A Novel Methodology for Designing High-Performance and Low-Energy FPGA Interconnection Architectures
K. Siozios, K. Tatas, D. Soudris and A. Thanailakis
ACM International Symposium on Field-Programmable Gate Arrays (FPGA), pp. 224, 2006, Monterey, CA, USA.
   Download Paper [BibTeX] [EndNote] [ACM Ref]
FPGA architecture characteristics and capabilities changed and improved significantly the last years, from a homogeneous and regular architecture to a heterogeneous (or piece-wise homogeneous) and piece-wise regular architecture. The platform-based design allows to designer to build a customized FPGA architecture, using specific blocks, depending on the application domain requirements. Due to the fact that about 70-90% of typical an FPGA is occupied by routing resources, many researchers have spent much effort on minimizing energy consumption and on achieving higher frequencies. Their clear message was the fact that the interconnection structure dominates the total power dissipation and performance. A typical interconnection network of FPGA consists of the Switch Boxes (SBs) and the wire segments. In this paper, we propose a novel methodology for designing a high-performance and low-energy routing architecture of an island style-based FPGA platform. The basic idea behind the new methodology is to choose the corresponding performance and energy efficient combination of multiple SBs and the appropriate wire segment, taking into account the considered application-domain characteristics.
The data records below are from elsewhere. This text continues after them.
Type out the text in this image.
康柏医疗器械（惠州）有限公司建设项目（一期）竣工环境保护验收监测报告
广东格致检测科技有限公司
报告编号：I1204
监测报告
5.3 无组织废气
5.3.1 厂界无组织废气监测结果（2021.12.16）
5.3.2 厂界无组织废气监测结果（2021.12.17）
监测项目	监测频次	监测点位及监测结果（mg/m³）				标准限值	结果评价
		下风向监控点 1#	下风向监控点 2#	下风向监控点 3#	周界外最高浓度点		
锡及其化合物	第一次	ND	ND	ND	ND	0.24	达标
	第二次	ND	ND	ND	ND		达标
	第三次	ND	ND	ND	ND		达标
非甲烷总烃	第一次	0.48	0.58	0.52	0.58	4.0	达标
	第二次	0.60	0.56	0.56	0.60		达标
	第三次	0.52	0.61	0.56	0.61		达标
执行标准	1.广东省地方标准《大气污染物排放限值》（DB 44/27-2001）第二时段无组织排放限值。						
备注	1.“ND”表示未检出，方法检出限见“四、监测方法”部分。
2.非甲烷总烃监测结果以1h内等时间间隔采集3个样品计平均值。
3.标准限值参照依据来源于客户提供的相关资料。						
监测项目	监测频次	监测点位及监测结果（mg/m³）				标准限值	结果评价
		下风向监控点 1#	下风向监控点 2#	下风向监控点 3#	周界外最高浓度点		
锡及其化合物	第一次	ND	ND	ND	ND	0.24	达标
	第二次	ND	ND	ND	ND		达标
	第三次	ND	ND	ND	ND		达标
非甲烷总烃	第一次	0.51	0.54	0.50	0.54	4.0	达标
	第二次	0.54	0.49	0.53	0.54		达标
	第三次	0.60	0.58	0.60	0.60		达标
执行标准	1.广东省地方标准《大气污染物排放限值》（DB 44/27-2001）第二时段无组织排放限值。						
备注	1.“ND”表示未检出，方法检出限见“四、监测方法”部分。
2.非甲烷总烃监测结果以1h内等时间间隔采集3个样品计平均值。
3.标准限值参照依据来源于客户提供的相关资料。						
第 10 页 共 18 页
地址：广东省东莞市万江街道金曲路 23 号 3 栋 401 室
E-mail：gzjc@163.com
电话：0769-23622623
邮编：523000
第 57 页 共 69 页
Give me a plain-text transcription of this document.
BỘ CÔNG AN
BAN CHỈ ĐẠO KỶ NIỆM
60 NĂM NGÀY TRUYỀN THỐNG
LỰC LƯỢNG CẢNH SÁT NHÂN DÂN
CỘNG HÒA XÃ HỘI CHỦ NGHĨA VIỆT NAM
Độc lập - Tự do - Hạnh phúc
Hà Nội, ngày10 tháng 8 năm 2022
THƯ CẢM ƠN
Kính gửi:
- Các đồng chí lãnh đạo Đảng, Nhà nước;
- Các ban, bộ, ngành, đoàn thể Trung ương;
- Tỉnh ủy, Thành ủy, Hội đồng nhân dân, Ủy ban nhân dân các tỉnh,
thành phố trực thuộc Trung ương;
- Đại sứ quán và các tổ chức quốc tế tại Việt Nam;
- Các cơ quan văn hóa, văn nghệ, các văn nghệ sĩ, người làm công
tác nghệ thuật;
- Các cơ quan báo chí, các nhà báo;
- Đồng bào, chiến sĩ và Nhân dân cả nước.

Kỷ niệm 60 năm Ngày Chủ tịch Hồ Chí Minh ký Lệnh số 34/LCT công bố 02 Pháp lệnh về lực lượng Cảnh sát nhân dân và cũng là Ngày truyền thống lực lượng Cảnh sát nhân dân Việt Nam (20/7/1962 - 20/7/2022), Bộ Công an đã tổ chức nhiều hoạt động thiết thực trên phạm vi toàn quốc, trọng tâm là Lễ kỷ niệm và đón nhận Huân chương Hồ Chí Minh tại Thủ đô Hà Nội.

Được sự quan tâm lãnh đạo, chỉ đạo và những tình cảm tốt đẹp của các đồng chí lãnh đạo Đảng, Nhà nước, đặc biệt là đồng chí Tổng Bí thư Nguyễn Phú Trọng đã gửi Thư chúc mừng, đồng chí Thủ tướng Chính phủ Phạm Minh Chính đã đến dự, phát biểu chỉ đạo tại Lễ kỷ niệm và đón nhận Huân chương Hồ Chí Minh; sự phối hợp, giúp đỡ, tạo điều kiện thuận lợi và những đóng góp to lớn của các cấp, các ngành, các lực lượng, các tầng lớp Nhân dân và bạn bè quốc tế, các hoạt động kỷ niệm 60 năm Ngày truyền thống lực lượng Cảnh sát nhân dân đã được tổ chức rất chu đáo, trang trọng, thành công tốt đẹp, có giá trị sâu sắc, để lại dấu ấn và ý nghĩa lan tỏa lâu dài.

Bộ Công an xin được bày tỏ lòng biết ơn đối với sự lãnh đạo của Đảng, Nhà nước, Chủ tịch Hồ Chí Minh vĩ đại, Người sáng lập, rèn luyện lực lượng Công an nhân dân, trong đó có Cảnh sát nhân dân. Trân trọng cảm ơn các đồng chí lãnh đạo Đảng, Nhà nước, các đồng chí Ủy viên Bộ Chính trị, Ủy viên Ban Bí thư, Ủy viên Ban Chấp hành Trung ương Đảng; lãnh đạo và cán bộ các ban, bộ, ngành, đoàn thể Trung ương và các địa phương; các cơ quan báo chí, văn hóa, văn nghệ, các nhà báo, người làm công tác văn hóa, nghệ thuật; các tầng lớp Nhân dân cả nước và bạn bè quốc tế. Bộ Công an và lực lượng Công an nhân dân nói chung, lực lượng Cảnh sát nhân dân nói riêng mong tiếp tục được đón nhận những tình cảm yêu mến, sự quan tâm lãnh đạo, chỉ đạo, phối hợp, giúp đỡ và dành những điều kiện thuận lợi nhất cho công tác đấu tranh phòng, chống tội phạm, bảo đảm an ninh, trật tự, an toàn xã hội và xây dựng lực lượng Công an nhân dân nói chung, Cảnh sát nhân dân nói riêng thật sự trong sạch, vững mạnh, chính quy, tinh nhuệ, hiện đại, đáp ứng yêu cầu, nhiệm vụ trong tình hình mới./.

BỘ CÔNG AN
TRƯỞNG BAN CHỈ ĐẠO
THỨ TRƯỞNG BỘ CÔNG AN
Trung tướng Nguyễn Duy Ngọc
More specifically, the proposed methodology selects the appropriate combination of SBs, depending on the localized performance and energy consumption requirements of each specific region of FPGA architecture. The efficiency of an SB and wire segment is characterized by analyzing parameters such as performance, energy dissipation and the number of required tracks for successful application routing. Using MCNC benchmarks, extensive comparison study proves the effectiveness of the proposed approach achieving performance increase of 52% and reduction of energy consumption 12%, in average.